Neville, V., Mounty, J., Benato, L., Hunter, K. et al. 2022. Thinking outside the lab: Can studies of pet rats inform pet and laboratory rat welfare? Applied Animal Behaviour Science 246, 105507.

Surveys provide a low-cost means to obtain large amounts of data that are ideal for conducting exploratory research, and they are becoming an increasingly valuable tool in a veterinary context. We investigated whether surveys of pet rat owners might provide useful data that could pave the way for more targeted empirical studies of pet and laboratory rat welfare. To achieve this, we used an online survey, distributed via social media, in which we asked pet rat owners questions about the housing, handling, and behaviour of their pet rats, from which we obtained 677 fully-completed surveys. We conducted both qualitative and quantitative analyses of these data, examining the reported frequency of the behaviours and using general linear models to investigate how these reported frequencies varied according to age, sex, total number of rats owned, human-interaction (a variable which summarised data relating to questions about human interaction), total number of enrichment types (a variable which summarised data relating to the provision of enrichment), and predator exposure (a variable which summarised data about the ownership of predator species).
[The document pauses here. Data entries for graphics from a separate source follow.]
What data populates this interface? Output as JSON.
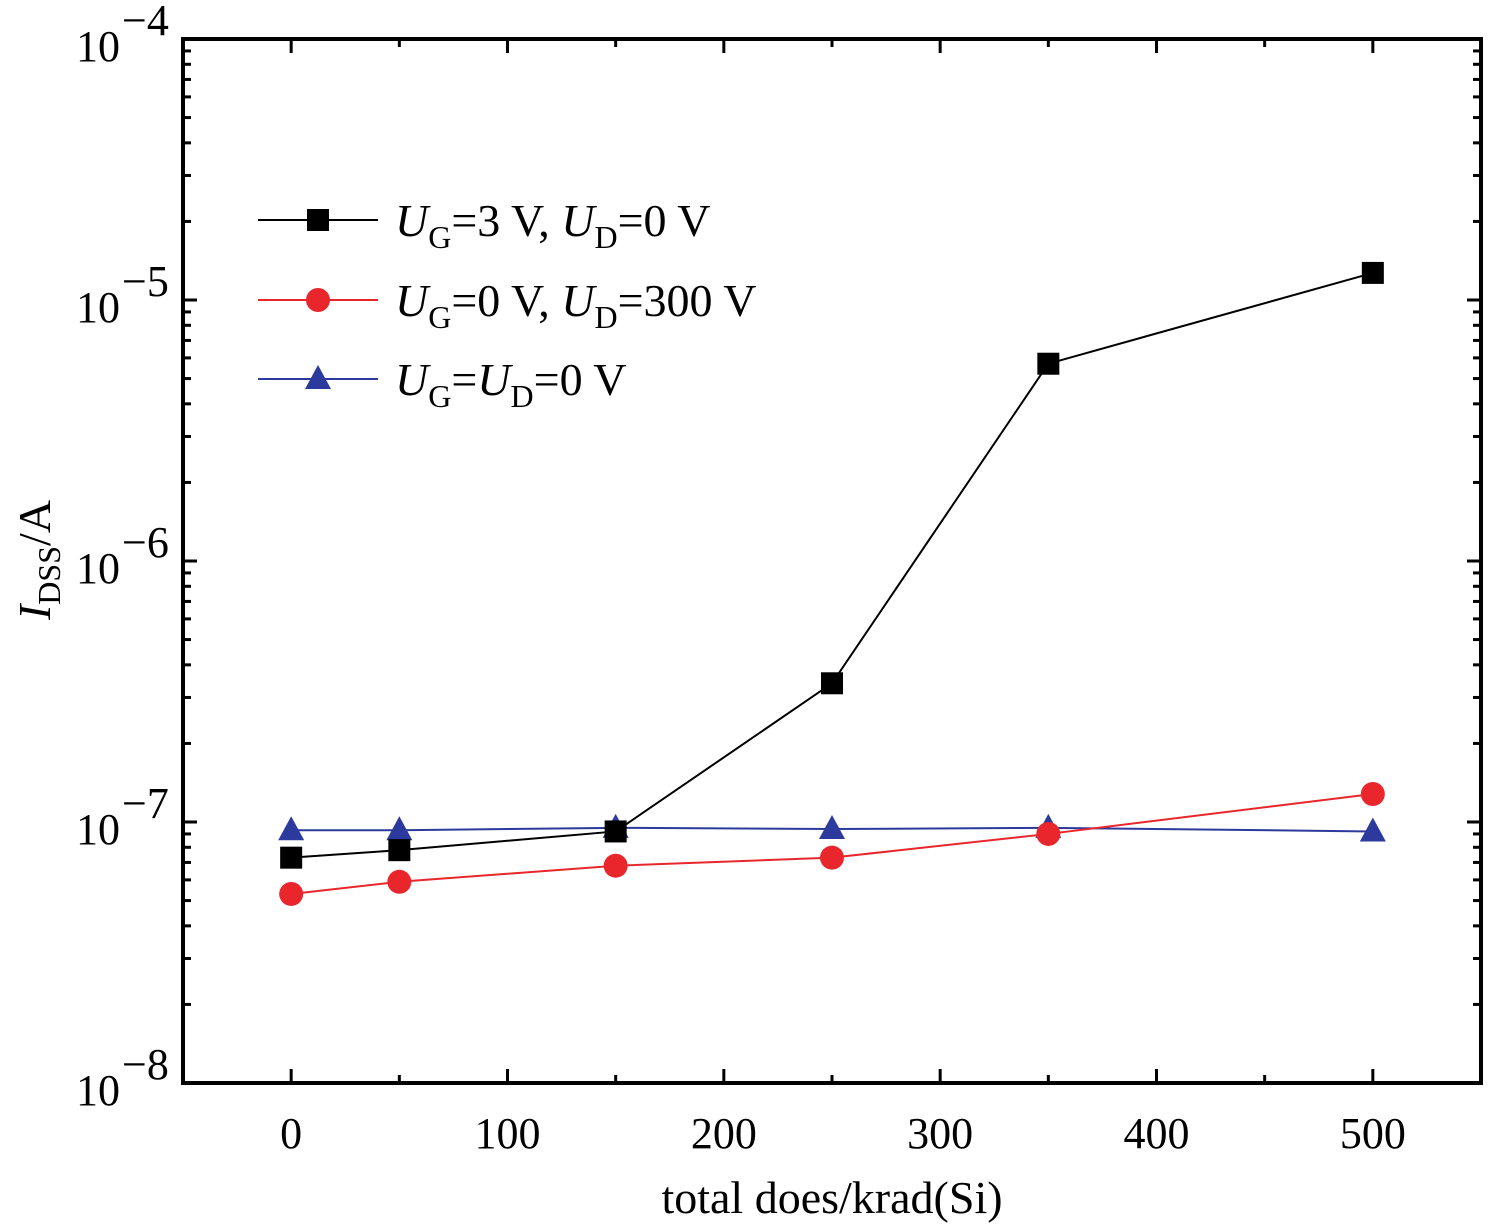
{
  "chart_data": {
    "type": "line",
    "xlabel": "total does/krad(Si)",
    "ylabel_main": "I",
    "ylabel_sub": "DSS",
    "ylabel_unit": "/A",
    "y_scale": "log",
    "xlim": [
      -50,
      550
    ],
    "ylim": [
      1e-08,
      0.0001
    ],
    "x_ticks": [
      0,
      100,
      200,
      300,
      400,
      500
    ],
    "y_ticks": [
      {
        "value": 1e-08,
        "base": "10",
        "exp": "−8"
      },
      {
        "value": 1e-07,
        "base": "10",
        "exp": "−7"
      },
      {
        "value": 1e-06,
        "base": "10",
        "exp": "−6"
      },
      {
        "value": 1e-05,
        "base": "10",
        "exp": "−5"
      },
      {
        "value": 0.0001,
        "base": "10",
        "exp": "−4"
      }
    ],
    "grid": false,
    "legend_position": "top-left",
    "series": [
      {
        "legend": [
          {
            "t": "U",
            "i": true
          },
          {
            "t": "G",
            "sub": true
          },
          {
            "t": "=3 V, "
          },
          {
            "t": "U",
            "i": true
          },
          {
            "t": "D",
            "sub": true
          },
          {
            "t": "=0 V"
          }
        ],
        "color": "#000000",
        "marker": "square",
        "x": [
          0,
          50,
          150,
          250,
          350,
          500
        ],
        "y": [
          7.3e-08,
          7.8e-08,
          9.2e-08,
          3.4e-07,
          5.7e-06,
          1.27e-05
        ]
      },
      {
        "legend": [
          {
            "t": "U",
            "i": true
          },
          {
            "t": "G",
            "sub": true
          },
          {
            "t": "=0 V, "
          },
          {
            "t": "U",
            "i": true
          },
          {
            "t": "D",
            "sub": true
          },
          {
            "t": "=300 V"
          }
        ],
        "color": "#e8262c",
        "marker": "circle",
        "x": [
          0,
          50,
          150,
          250,
          350,
          500
        ],
        "y": [
          5.3e-08,
          5.9e-08,
          6.8e-08,
          7.3e-08,
          9e-08,
          1.28e-07
        ]
      },
      {
        "legend": [
          {
            "t": "U",
            "i": true
          },
          {
            "t": "G",
            "sub": true
          },
          {
            "t": "="
          },
          {
            "t": "U",
            "i": true
          },
          {
            "t": "D",
            "sub": true
          },
          {
            "t": "=0 V"
          }
        ],
        "color": "#2b3a9c",
        "marker": "triangle",
        "x": [
          0,
          50,
          150,
          250,
          350,
          500
        ],
        "y": [
          9.3e-08,
          9.3e-08,
          9.5e-08,
          9.4e-08,
          9.5e-08,
          9.2e-08
        ]
      }
    ]
  }
}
The study firstly identified well-established and intuitive findings that supported the validity of this approach, including age-dependent changes in behaviour. The study also identified behaviours that are commonly performed by pet rats, many of which are restricted by standard laboratory cages and may be restricted in poorer pet rat housing. This includes the first scientific report of ‘boggling’ in rats. Additionally, by assessing which behaviours varied according to predator exposure (which is likely to be aversive to rats), the study identified potentially novel, spontaneous behavioural indicators of rat welfare. Specifically, the reported frequency of each of the following behaviours was significantly reduced by greater exposure to predator species: digging (LRT=7.264, FDR-adjusted p-value=0.032), bounding (LRT=8.990, FDR-adjusted p-value=0.015), pinning (LRT=9.242, FDR-adjusted p-value=0.015), and bruxing (LRT=17.780, FDR-adjusted p-value<0.001). We conclude that survey data obtained from pet rat owners may provide useful and fruitful information that can inform both pet and laboratory rat welfare.